Возле его ног радостно вертелась крупная собака с рыжими подпалинами.
— Взял вот Нейка, пусть пообвыкается.
— Пообвыкнет, пообвыкнет, — снисходительно буркнул Саня. — Он еще у тебя пацан, вот погоняется за моими, подучится.
Саня повернулся к Петру:
— Скажу не хвастаясь, мои собаки самые тут лучшие.
— Ладно, ладно, — сказал Виктор. — Еще увидим, у кого что.
С утра голова была тяжелой, но собирались
Взяли два ружья, патронташ, вещевой мешок с провизией, вышли на улицу. Утро все в инее. Небо ясное, едва-едва окрашенное зарей.
— Ты нас тут подожди, — бросил Виктору Саня тоном командира.
Пошли к гаражу. Тяжело после сна, холодно и муторно. Но все равно зашагали широко, ходко. Говорили мало. Петру казалось, что во всем поселке одни они проснулись так рано. Но вот черно-белый кобель с мягкими большими ушами бодро тянет на поводке пожилого, худощавого и угрюмого своего хозяина в длинном старом плаще.
— Это Миша из нашей компании, — пояснил Саня.
Поздоровался и попросил охотника подождать на дороге.
— Подожду, ага, — с хрипотцой, покашливая и растирая сонное морщинистое лицо, сказал Миша.
Петр и Саня быстро раздобыли маленький автобус. Кабина на двоих, а за кабиной крытый фургончик с двумя лавками, — уж сколько влезет. Приехали к Саниному дому. Сложили вещи в кабину, вывели собак. Поскуливают, повизгивают, радуются. А вот когда нужно было забираться в фургон, не захотели, пришлось вносить их, втаскивать.

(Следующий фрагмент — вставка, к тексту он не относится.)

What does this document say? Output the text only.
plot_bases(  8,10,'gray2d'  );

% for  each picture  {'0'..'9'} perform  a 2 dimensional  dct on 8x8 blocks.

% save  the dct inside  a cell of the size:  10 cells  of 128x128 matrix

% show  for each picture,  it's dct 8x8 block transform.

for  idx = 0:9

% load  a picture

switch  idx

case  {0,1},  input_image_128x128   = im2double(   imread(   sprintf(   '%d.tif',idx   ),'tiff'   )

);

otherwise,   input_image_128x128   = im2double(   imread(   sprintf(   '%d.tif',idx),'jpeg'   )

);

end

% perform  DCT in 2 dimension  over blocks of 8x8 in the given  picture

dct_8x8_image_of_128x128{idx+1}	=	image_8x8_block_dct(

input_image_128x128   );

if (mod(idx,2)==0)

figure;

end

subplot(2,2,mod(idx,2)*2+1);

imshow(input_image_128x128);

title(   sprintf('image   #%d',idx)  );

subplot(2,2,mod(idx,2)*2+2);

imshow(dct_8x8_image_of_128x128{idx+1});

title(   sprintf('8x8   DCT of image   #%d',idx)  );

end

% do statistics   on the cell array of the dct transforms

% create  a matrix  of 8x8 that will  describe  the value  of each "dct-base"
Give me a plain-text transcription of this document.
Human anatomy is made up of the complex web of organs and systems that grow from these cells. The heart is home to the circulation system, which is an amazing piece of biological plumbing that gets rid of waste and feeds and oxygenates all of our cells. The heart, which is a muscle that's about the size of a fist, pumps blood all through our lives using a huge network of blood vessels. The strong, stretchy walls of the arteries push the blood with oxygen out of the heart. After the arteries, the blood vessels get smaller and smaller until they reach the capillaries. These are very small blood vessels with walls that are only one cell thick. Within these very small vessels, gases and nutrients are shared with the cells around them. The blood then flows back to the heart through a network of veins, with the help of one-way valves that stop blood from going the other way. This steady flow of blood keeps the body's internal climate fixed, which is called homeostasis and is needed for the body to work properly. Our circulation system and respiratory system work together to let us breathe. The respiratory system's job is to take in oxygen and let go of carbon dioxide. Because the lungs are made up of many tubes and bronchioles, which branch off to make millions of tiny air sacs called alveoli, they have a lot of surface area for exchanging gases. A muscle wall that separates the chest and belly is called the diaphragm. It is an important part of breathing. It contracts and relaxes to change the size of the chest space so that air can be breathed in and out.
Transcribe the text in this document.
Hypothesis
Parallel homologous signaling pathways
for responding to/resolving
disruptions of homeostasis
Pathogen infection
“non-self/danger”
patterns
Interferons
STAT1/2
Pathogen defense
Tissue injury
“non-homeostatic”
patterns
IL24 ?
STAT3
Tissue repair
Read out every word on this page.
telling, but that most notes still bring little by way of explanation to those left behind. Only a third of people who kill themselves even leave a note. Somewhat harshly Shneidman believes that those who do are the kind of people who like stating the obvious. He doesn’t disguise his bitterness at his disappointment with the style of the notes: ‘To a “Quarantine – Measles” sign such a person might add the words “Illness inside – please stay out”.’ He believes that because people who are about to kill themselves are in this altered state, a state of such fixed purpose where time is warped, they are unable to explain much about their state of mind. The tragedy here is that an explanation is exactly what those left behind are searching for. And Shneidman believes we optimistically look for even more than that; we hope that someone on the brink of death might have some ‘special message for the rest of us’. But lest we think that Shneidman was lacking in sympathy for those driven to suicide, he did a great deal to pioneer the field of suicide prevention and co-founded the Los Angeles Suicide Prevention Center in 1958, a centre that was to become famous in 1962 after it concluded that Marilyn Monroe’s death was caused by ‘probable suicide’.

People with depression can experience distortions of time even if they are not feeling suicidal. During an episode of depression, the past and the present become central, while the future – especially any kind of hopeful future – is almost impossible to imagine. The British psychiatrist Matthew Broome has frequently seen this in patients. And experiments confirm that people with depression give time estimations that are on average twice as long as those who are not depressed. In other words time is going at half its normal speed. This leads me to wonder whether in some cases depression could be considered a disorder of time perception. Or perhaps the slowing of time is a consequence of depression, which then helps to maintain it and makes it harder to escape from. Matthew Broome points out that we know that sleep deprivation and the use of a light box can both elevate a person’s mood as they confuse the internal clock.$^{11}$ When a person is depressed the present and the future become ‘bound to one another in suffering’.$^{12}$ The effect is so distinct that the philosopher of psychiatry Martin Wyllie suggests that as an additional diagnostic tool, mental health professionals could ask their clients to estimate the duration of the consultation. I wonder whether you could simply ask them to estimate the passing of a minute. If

Кобелек Виктора очень похож на собак Сани. Оказалось, что родня.
Виктор одет вроде Петра, не по-охотничьи. На нем синяя плотная куртка наподобие бушлата и такие же синие брюки, а на голове, ка огненных его волосах — детская кепочка, какие бывают в Прибалтике, голубенькая, матерчатая, с веселыми рисунками и красным пластиковым козырьком.
Сели в машину, поехали. Петр около Сани. Дорога видна смутно — стекла еще в инее, и никак его не очистить ленивыми резинками «дворника». Дорога вдоль залива, мимо сосен и берез. Проехали километров пять от города.
— Тут вот где-то и встреча, — сказал Саня.
И верно. Рядом с разлапистой елью стоит заспанный мужчина в унтах, в летной короткой меховушке, в танковом шлеме. Рядом у ног маленький рюкзачишка и собака. На плече у охотника — ружье в чехле.
— Привет!
— Привет, Матвеич, садись за руль, вези.
Поехали дальше, еще подобрали охотников. В фургончике стало тесно, душно.
Санины собаки за спиной Петра: кобель и сука. Кобель повертелся, покрутился, нашел местечко, прилег. Сука не может найти себе место, ни где прилечь, ни где стоять, то так повернется, то эдак. Волнуется, нервничает. Петр погладил ее. Посмотрела на него, лизнула руку, подвинулась поближе, прижалась мордой к груди, — так прижалась, что Петр не мог понять, благодарность ли это, понравился он ей, или она прижалась от страха, или ласковая с избытком, или что-то в ней особенное. Смотрит Петр в собачьи глаза, и кажется ему, что редкая женщина могла бы так смотреть, — грустно, преданно, нежно, беззащитно. Собаку, оказывается, звать Нелькой. Уши у нее мягкие, пуховые.